The school board's Facilities Committee met Tuesday to review the credentials of the eight firms that responded to a request for qualifications for the construction manager at risk job. The committee narrowed the list to three that will be presented to the Board of Education on Thursday. The companies are Metcon of Pembroke/T.A. Loving of Goldsboro, New Atlantic Contracting of Winston-Salem, and Danis Building of Jacksonville, Fla., which acquired Goldsboro's R.N. Rouse in 2010.

A construction manager at risk is defined by state law as a "person, corporation, or entity that provides construction management at-risk services."

Those services are provided for a project "throughout the pre-construction and construction phases, who is licensed as a general contractor, and who guarantees the cost of the project."

The law requires that the construction manager at risk provide a performance and payment bond.

While the facilities committee was busy with its review, commissioners were scheduling a public hearing for June 3 at 9:15 a.m. on their school financing plan. The hearing will be held in their meeting room on the fourth floor of the county courthouse annex.

Commissioner plan to use certificates of participation -- similar to a bond, but which does not require a public vote -- or a similar financing method.

Certificates of participation are not backed by the government's taxing power and are basically a mortgage on the project they are funding. The land and buildings are used as collateral. While a public vote is not required, a public hearing is.

"It is the issuance of the debt for the two new middle schools," Interim County Manager George Wood told commissioners. "You will see in there a higher number than what we have doing on the projections. The reason for that is that you want to make sure that you have got it covered. You don't have the bids yet. The schools will be getting the bids shortly.

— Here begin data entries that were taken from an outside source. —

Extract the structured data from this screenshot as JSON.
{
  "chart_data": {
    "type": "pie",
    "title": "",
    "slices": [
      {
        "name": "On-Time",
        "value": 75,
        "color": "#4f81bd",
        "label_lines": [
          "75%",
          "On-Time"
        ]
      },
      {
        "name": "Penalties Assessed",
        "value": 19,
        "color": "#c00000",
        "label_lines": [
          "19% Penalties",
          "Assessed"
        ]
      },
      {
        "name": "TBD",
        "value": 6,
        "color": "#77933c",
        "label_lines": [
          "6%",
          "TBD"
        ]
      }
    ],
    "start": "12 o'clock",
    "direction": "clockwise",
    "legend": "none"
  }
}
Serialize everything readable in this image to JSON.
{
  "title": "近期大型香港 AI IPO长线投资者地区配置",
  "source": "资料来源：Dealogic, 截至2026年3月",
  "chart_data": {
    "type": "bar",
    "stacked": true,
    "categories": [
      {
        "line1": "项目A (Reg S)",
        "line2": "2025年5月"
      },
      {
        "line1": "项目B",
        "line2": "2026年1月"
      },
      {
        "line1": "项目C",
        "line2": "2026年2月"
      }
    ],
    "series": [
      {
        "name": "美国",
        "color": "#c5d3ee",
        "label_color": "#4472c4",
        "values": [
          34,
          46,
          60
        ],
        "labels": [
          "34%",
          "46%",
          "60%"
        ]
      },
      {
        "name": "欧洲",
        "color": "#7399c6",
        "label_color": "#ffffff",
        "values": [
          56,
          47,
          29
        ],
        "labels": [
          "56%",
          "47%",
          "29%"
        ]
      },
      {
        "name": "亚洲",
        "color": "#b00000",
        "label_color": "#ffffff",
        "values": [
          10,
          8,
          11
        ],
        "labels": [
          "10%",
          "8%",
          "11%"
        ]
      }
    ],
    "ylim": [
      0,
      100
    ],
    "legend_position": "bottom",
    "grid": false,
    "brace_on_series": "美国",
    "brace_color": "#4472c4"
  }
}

"So the bond counsel and Davenport (the county's financial advisers) recommend the higher number. So I don't want anybody to get excited. You are only going to issue what you need. But you don't want to start a bond process and then find out that you are short."

Wood said the number is $41 million or about $5 million higher than the approximately $37 million that has been previously discussed.

School board member Eddie Radford, who chairs the facilities committee, said he was pleased with the quality of the companies that replied to the request for qualifications.

"We are trying to get something going because we want to get these schools on the way as fast as we can," Radford said. "We have worked on it quite a bit, worked on it hard, and we would just like to see it started as soon as we could.

"Ironically, we were close on all of them. What we did, we had a little scale that we looked at. We looked to see what each item was and if the company provided that item we were looking for.

"We are wanting to start as quick as we can," Radford said. "We are wanting to get these schools built. We would certainly like to get the kids into these new schools. We are really looking forward to starting them.

"We certainly appreciate everything that the commissioners have done for us even though we have not agreed with everything they have done. But it seems right now that we are not only well on our way to getting started, but being completed by the date that we are looking for."

The county hopes to open the schools in August 2015.